Add Step pipeline creation
In the current state after announce/harvest is done, every step has to be manually started. This change would allow the creation of step chains (aka pipelines). If any of the steps fail for a specific archive then the pipeline stops for that archive.
Use-cases to consider:
- This change would allow users to create a pipeline on the UI where they can pick and choose which steps to execute in what order.
- Creating automatic pipelines on the backend (e.g periodic task running weekly for CDS-RDM).
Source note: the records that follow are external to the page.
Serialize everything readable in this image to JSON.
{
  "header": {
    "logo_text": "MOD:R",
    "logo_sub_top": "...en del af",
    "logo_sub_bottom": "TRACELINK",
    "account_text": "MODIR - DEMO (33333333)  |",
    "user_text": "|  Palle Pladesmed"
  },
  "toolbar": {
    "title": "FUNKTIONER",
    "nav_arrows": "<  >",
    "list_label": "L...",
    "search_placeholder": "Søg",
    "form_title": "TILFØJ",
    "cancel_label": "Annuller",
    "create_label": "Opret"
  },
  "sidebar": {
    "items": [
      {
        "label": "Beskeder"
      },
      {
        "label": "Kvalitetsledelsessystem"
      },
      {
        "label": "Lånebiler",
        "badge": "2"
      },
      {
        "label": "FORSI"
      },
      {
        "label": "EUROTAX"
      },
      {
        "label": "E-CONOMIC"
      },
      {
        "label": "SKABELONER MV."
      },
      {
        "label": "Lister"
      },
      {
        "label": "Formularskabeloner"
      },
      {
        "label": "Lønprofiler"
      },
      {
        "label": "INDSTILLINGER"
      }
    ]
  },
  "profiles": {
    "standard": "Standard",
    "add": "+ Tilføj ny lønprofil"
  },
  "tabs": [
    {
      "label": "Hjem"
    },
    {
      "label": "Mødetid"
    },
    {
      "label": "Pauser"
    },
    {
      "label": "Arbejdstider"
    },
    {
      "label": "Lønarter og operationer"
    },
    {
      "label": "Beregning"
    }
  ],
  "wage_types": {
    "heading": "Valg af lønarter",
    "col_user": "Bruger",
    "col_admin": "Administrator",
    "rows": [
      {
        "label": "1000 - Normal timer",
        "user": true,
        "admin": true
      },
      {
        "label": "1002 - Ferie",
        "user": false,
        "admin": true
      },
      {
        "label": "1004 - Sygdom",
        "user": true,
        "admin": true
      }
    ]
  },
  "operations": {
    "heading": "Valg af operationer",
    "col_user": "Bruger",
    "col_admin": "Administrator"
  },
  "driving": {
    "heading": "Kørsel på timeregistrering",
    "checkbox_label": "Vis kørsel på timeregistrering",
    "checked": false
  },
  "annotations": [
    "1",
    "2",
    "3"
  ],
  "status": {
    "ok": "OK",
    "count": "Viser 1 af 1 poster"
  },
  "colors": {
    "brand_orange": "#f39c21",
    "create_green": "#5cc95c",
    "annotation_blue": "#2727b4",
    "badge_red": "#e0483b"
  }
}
Example on how to schedule it in settings.py
CELERY_BEAT_SCHEDULE = {
'preserve_cds_sandbox': {
'task': 'archive_records_periodically',
'schedule': crontab(hour=22, minute=0, day_of_week='sunday'),
'args': ("cds-rdm-sandbox",), # parameters for the task
'options': {
'expires': 15.0,
},
},
}
Things to consider: how to calculate the possible next steps. Currently, if SIP is done then AM, Registry, Tape is the option, then after executing one of them it's the same options again. Also Extract title is only there for specific archives.
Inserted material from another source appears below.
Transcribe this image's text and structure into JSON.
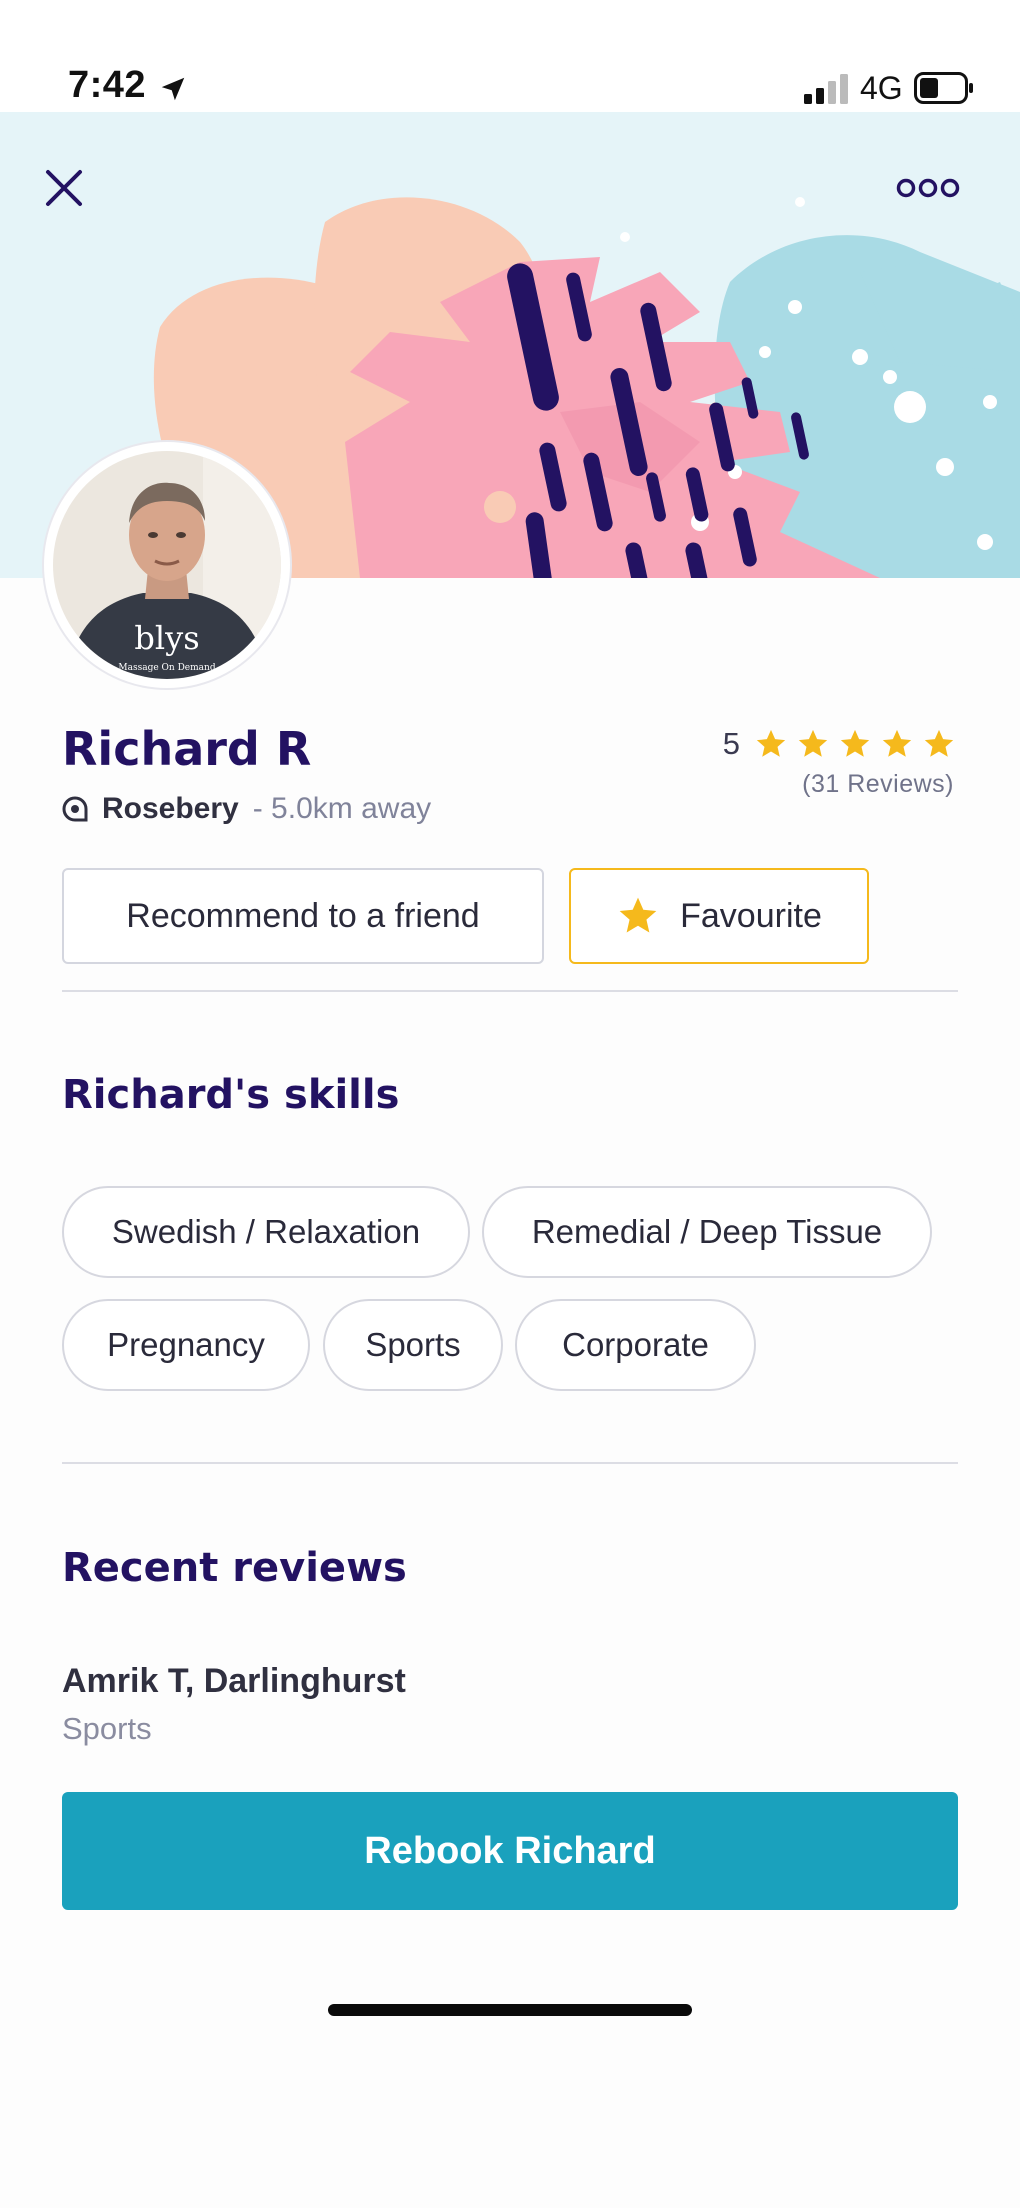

The same steps are allowed multiple times, in our pipeline it should look like this: Harvest, Preserve on AM, Push to Registry(SIP,AIP), Notify Source, Push to Tape, Push to Registry (with tape info)
Initial design idea for the UI: on the Archives page after selecting entries, on the action menu there would be a new option saying for example "Create pipeline". By clicking on it, there will be a modal where the user can select the steps. (Maybe we could reuse the current pipeline component from the Archive detail page)
Suggestions:
-
Add a new field to the Archive called
pipeline
which has the selected steps in an array and handle it as a FIFO queue. -
If only 1 pipeline can run at the time and once a pipeline ran we don't need to know that the steps were part of a pipeline then when the request comes in for an archive with a pipeline like [5, 7] (numbers representing the
Steps
enum) then the steps are created with status set toNOT_RUN
and pushed into an array:archive.pipeline == [Step34, Step35]
. Then the archive has a method that checks if there is a step in the pipeline (pop from the beginning of the array) and executes it. This popping should be also part of thefinalize
method.
If a Step fails it can be rerun on the UI, and if it's successful then the pipeline continues. The NOT_RUN
steps in the meantime will be visible on the UI.
For periodic tasks there could be a different pipeline defined for the different tasks and it is added to every Archive that's created so it fits into this design.
To comply with this: oais-web#119 (closed) steps can be added while the last one is still in progress, but then when creating the pipeline make sure only pop the first one if the last step is finished, if it's not then the finalize
method will execute the pipeline.
Open questions:
- Max limit for the steps?
- If pipeline history needs to be stored then a separate Pipeline table has to be created.